Sözlerim ağzımdan döküldüğü an farkına vardım ama geri almak gibi bir niyetim yoktu. Gözlerindeki şaşkınlık yerini sıcak bir gülümsemeye bıraktı. "Evet, aşkım dedim," dedim alçak bir sesle, hafif bir utanmışlıkla. "Çünkü öylesin."

 

Miran bir an duraksadı, ama sonra o tanıdık muzip gülüşüyle elimi biraz daha sıktı. "Şimdi sen bana böyle bir şey söyleyip, bunun üstünü örtüp lazanya muhabbetine mi döneceksin?" dedi, sesi alaycı ama içinde bir tatlılık saklıydı.

 

Gözlerimi kaçırmaya çalıştım, ama o parmaklarını çeneme dokundurarak yüzümü tekrar ona çevirdi. "Sana bir şey itiraf edeyim mi?" diye fısıldadı. Başımı hafifçe salladım, kalbim hızlanırken gözlerinden kaçamıyordum.

 

"Senin bana 'aşkım' demen, hayatımda duyduğum en güzel şeylerden biri. Lazanya bile bunun yanında sönük kalır," dedi, hafif bir gülüşle.

 

Kızarmaya başladığımı hissediyordum, ama buna karşılık vermem gerekiyordu. "Acele etme, daha neler duyacaksın," dedim, gözlerimi kısarak.

 

kahkahasını tutamayıp, "Acele etmek mi? Sana söyleyeyim mi, bir ömür senin 'aşkım' deyişini bekleyebilirdim," dedi, sesi yumuşak ama kararlıydı.

 

O an, onun ne kadar ciddi olduğunu anladım. Ve bir kez daha, Miran’ın yanında olduğum için ne kadar şanslı olduğumu hissettim.

 

"Ayrıca lazanyadan da önce olan şey sensin." Dedim kendimden taviz vermeden. Artık attığım her adım, onun olduğu uçuruma daha da yakınlaştırıyordu. Oturduğu yerde kaskatı kesilmişti. Uzanıp sakallarını sevdiğimde çenesinde biraz fazla dolandı parmaklarım. Ardından yanağında olan gamzenin yerinde.

 

"İyi ki varsın." Dedim fısıldarcasına. Önüme konulan yemeğe daha fazla karşı koymak istemediğim için çatalıma uzanırken Miran hâlâ üzerinden şaşkınlığını atamamıştı. "Kendine de lazanya istemişsin, pek sevmezsin ki sen. Benimle uyumlu olmak için mi istedin."

 

"Ne- ha, evet. Evet öyle, aynısı olsun istedim." Boğazını temizlerken suyundan büyük bir yudum aldı.

 

Onu böyle dumura uğramış halde bıraktığım için aslında içten içe seviniyordum.

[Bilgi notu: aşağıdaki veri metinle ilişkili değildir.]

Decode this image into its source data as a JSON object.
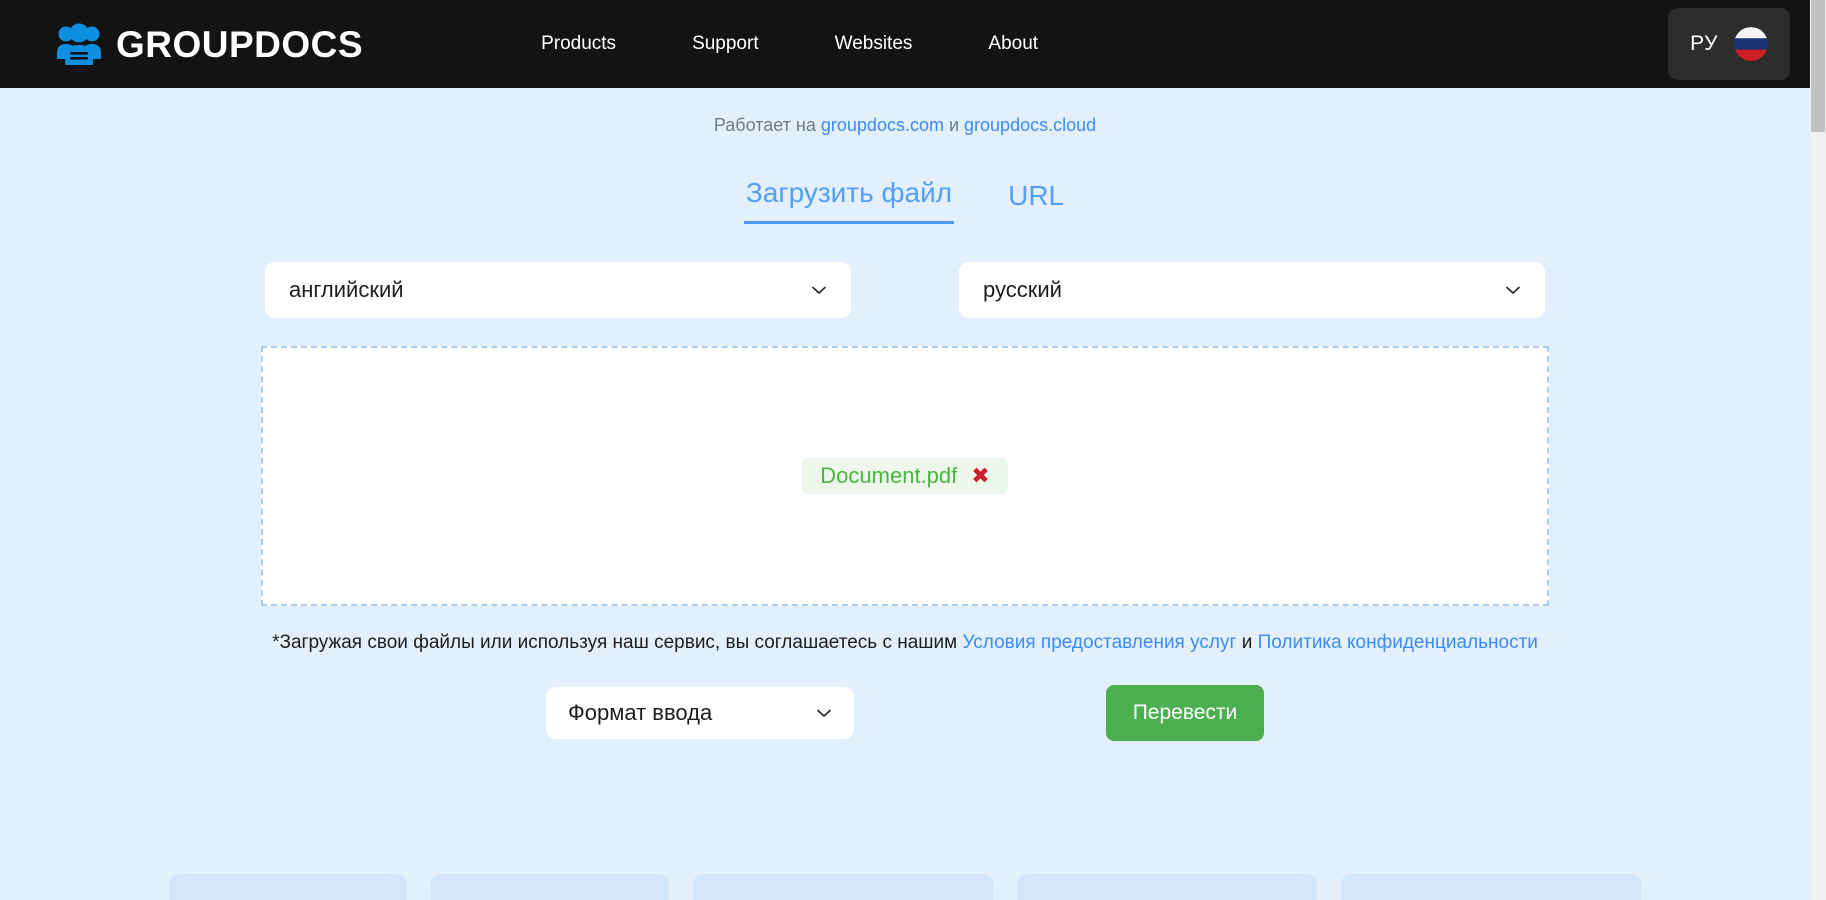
{
  "header": {
    "brand_name": "GROUPDOCS",
    "brand_icon": "group-people-icon",
    "nav": [
      {
        "label": "Products"
      },
      {
        "label": "Support"
      },
      {
        "label": "Websites"
      },
      {
        "label": "About"
      }
    ],
    "language_selector": {
      "code": "РУ",
      "flag": "russia-flag-icon"
    },
    "background_color": "#131313"
  },
  "powered": {
    "prefix": "Работает на ",
    "link1": "groupdocs.com",
    "conjunction": " и ",
    "link2": "groupdocs.cloud"
  },
  "tabs": [
    {
      "label": "Загрузить файл",
      "active": true
    },
    {
      "label": "URL",
      "active": false
    }
  ],
  "source_language": {
    "value": "английский",
    "chevron": "chevron-down-icon"
  },
  "target_language": {
    "value": "русский",
    "chevron": "chevron-down-icon"
  },
  "dropzone": {
    "file_name": "Document.pdf",
    "remove_icon": "close-cross-icon",
    "remove_glyph": "✖"
  },
  "terms": {
    "prefix": "*Загружая свои файлы или используя наш сервис, вы соглашаетесь с нашим ",
    "link1": "Условия предоставления услуг",
    "conjunction": " и ",
    "link2": "Политика конфиденциальности"
  },
  "format_select": {
    "value": "Формат ввода",
    "chevron": "chevron-down-icon"
  },
  "translate_button": {
    "label": "Перевести"
  },
  "colors": {
    "page_background": "#e3f0fc",
    "header_background": "#131313",
    "accent_blue": "#3b8bf5",
    "tab_blue": "#54a0f7",
    "success_green": "#4cb050",
    "file_green": "#4bb543",
    "remove_red": "#cc1f2b",
    "brand_blue": "#0e8fe0"
  },
  "scrollbar": {
    "orientation": "vertical",
    "position": "top"
  }
}
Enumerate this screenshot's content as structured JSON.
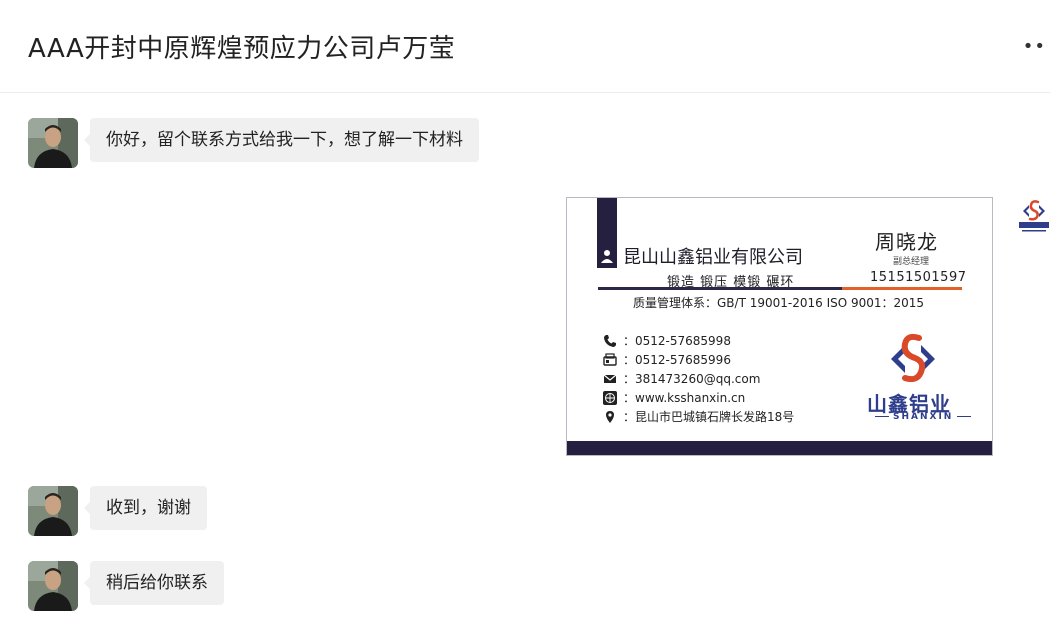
{
  "header": {
    "title": "AAA开封中原辉煌预应力公司卢万莹",
    "more_label": "••"
  },
  "messages": [
    {
      "text": "你好，留个联系方式给我一下，想了解一下材料"
    },
    {
      "text": "收到，谢谢"
    },
    {
      "text": "稍后给你联系"
    }
  ],
  "card": {
    "company": "昆山山鑫铝业有限公司",
    "services": "锻造 锻压 模锻 碾环",
    "quality": "质量管理体系：GB/T 19001-2016  ISO 9001：2015",
    "name": "周晓龙",
    "position": "副总经理",
    "mobile": "15151501597",
    "phone": "：0512-57685998",
    "fax": "：0512-57685996",
    "email": "：381473260@qq.com",
    "website": "：www.ksshanxin.cn",
    "address": "：昆山市巴城镇石牌长发路18号",
    "logo_cn": "山鑫铝业",
    "logo_en": "SHANXIN"
  },
  "colors": {
    "navy": "#25203f",
    "orange": "#e2612a",
    "logo_blue": "#2e3e8c",
    "logo_red": "#d94a2a"
  },
  "icons": [
    "more-icon",
    "phone-icon",
    "fax-icon",
    "mail-icon",
    "globe-icon",
    "location-icon",
    "person-icon"
  ]
}
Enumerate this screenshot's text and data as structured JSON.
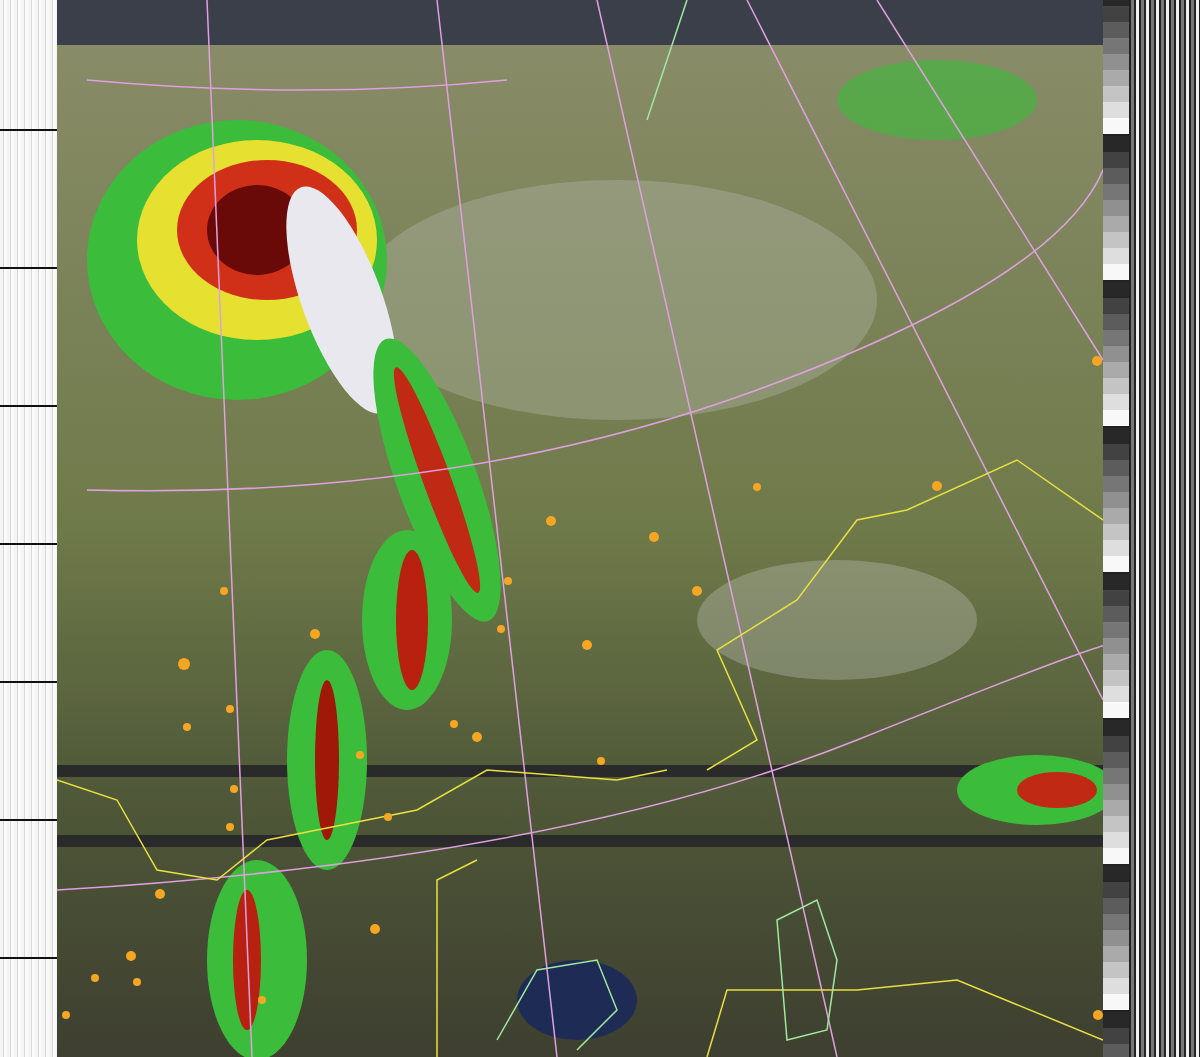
{
  "panels": [
    {
      "kind": "telemetry-strip"
    },
    {
      "kind": "satellite-image"
    },
    {
      "kind": "calibration-wedge"
    }
  ]
}
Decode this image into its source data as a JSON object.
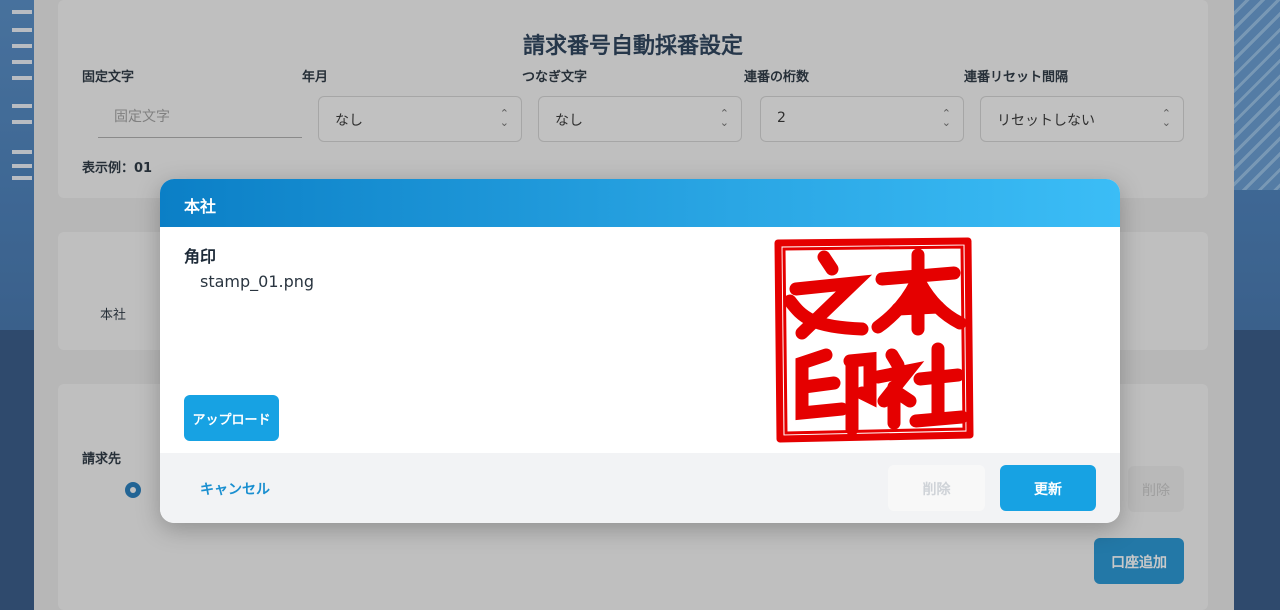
{
  "settings": {
    "title": "請求番号自動採番設定",
    "fields": {
      "fixed_text_label": "固定文字",
      "fixed_text_placeholder": "固定文字",
      "year_month_label": "年月",
      "year_month_value": "なし",
      "connector_label": "つなぎ文字",
      "connector_value": "なし",
      "digits_label": "連番の桁数",
      "digits_value": "2",
      "reset_label": "連番リセット間隔",
      "reset_value": "リセットしない"
    },
    "example_label": "表示例：01"
  },
  "company_section": {
    "label": "本社"
  },
  "billing_section": {
    "label": "請求先",
    "delete_label": "削除",
    "add_account_label": "口座追加"
  },
  "dialog": {
    "title": "本社",
    "stamp_type_label": "角印",
    "file_name": "stamp_01.png",
    "stamp_text": "本社之印",
    "upload_label": "アップロード",
    "cancel_label": "キャンセル",
    "delete_label": "削除",
    "update_label": "更新"
  },
  "colors": {
    "accent": "#17a2e3",
    "header_gradient_start": "#0b7fc6",
    "header_gradient_end": "#3bbdf6",
    "stamp_red": "#e50000"
  },
  "icons": {
    "select_chevron": "chevron-up-down-icon",
    "radio": "radio-selected-icon"
  }
}
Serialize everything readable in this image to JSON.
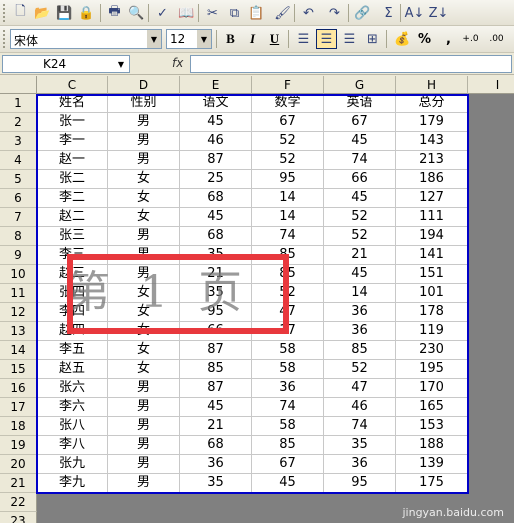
{
  "toolbar1": {
    "icons": [
      "new-icon",
      "open-icon",
      "save-icon",
      "permission-icon",
      "print-icon",
      "print-preview-icon",
      "spelling-icon",
      "research-icon",
      "cut-icon",
      "copy-icon",
      "paste-icon",
      "format-painter-icon",
      "undo-icon",
      "redo-icon",
      "hyperlink-icon",
      "autosum-icon",
      "sort-ascending-icon",
      "sort-descending-icon"
    ],
    "glyphs": [
      "🗋",
      "📂",
      "💾",
      "🔒",
      "🖶",
      "🔍",
      "✓",
      "📖",
      "✂",
      "⧉",
      "📋",
      "🖌",
      "↶",
      "↷",
      "🔗",
      "Σ",
      "A↓",
      "Z↓"
    ]
  },
  "toolbar2": {
    "font_name": "宋体",
    "font_size": "12",
    "bold": "B",
    "italic": "I",
    "underline": "U",
    "percent": "%",
    "comma": ",",
    "inc_decimal": "+.0",
    "dec_decimal": ".00"
  },
  "formula_bar": {
    "name_box": "K24",
    "fx": "fx",
    "value": ""
  },
  "columns": [
    "C",
    "D",
    "E",
    "F",
    "G",
    "H",
    "I"
  ],
  "rows": [
    "1",
    "2",
    "3",
    "4",
    "5",
    "6",
    "7",
    "8",
    "9",
    "10",
    "11",
    "12",
    "13",
    "14",
    "15",
    "16",
    "17",
    "18",
    "19",
    "20",
    "21",
    "22",
    "23"
  ],
  "table": [
    [
      "姓名",
      "性别",
      "语文",
      "数学",
      "英语",
      "总分"
    ],
    [
      "张一",
      "男",
      "45",
      "67",
      "67",
      "179"
    ],
    [
      "李一",
      "男",
      "46",
      "52",
      "45",
      "143"
    ],
    [
      "赵一",
      "男",
      "87",
      "52",
      "74",
      "213"
    ],
    [
      "张二",
      "女",
      "25",
      "95",
      "66",
      "186"
    ],
    [
      "李二",
      "女",
      "68",
      "14",
      "45",
      "127"
    ],
    [
      "赵二",
      "女",
      "45",
      "14",
      "52",
      "111"
    ],
    [
      "张三",
      "男",
      "68",
      "74",
      "52",
      "194"
    ],
    [
      "李三",
      "男",
      "35",
      "85",
      "21",
      "141"
    ],
    [
      "赵三",
      "男",
      "21",
      "85",
      "45",
      "151"
    ],
    [
      "张四",
      "女",
      "35",
      "52",
      "14",
      "101"
    ],
    [
      "李四",
      "女",
      "95",
      "47",
      "36",
      "178"
    ],
    [
      "赵四",
      "女",
      "66",
      "17",
      "36",
      "119"
    ],
    [
      "李五",
      "女",
      "87",
      "58",
      "85",
      "230"
    ],
    [
      "赵五",
      "女",
      "85",
      "58",
      "52",
      "195"
    ],
    [
      "张六",
      "男",
      "87",
      "36",
      "47",
      "170"
    ],
    [
      "李六",
      "男",
      "45",
      "74",
      "46",
      "165"
    ],
    [
      "张八",
      "男",
      "21",
      "58",
      "74",
      "153"
    ],
    [
      "李八",
      "男",
      "68",
      "85",
      "35",
      "188"
    ],
    [
      "张九",
      "男",
      "36",
      "67",
      "36",
      "139"
    ],
    [
      "李九",
      "男",
      "35",
      "45",
      "95",
      "175"
    ]
  ],
  "watermark": "第 1 页",
  "credit": "jingyan.baidu.com",
  "colors": {
    "page_border": "#0000c8",
    "highlight": "#e8383d",
    "outside_page": "#808080"
  }
}
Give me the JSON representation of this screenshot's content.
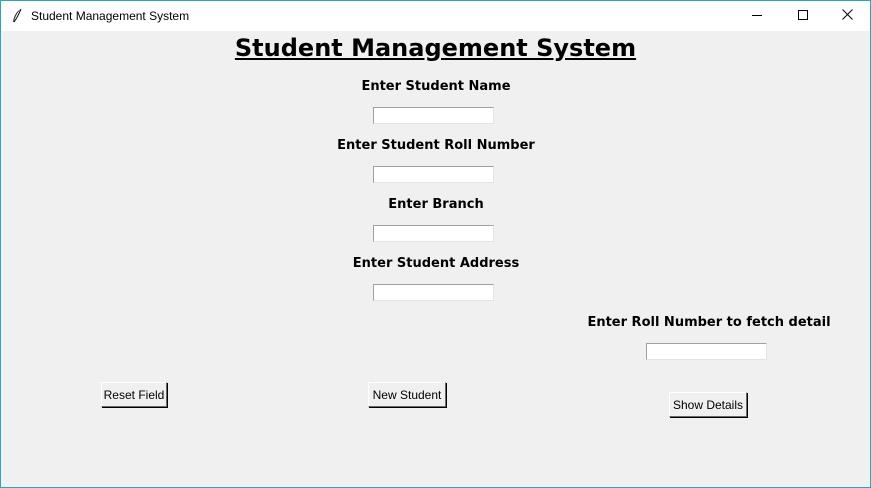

Ama garibim pek mutlu değildi çünkü bana karşı koymamak aslında onu bir şekilde zayıf bırakıyordu.

 

Masanın diğer ucuna bıraktığım telefonum birden çalmaya başlayınca hemen sessize koydum. "Pardon." Dedim. Ona mahçup olurken, ekranı kendime çevirdiğimde arayanın Çağıl olduğunu fark ettim. Yemek boğazımdan geçmezken hafifçe yutkunmaya çalıştım. Aramayı sessizde bırakarak telefonu dizlerime koyduğumda onun sesini duydum. "Bir sorun mu var yavrum."

 

"Hayır," dedim, hemen. Yemeğime dönerken ona gülümsedim. "Önemli değil, sonra da dönebilirim." Başını salladığında gözleri her zerremi dikkatle inceliyordu.

 

"Peki," dedi kendisi de tekrar yemeğine dönerken. Tekrar dizlerimde titremeye başlayan arama bu sefer Altay'a aitti. Şuan hiç açabilecek bir durumda değildim. İkisinin ard arda olan aramaları sayfaya düşerken yok saymaya çalışıyordum ama içime keskin bir korku girmişti.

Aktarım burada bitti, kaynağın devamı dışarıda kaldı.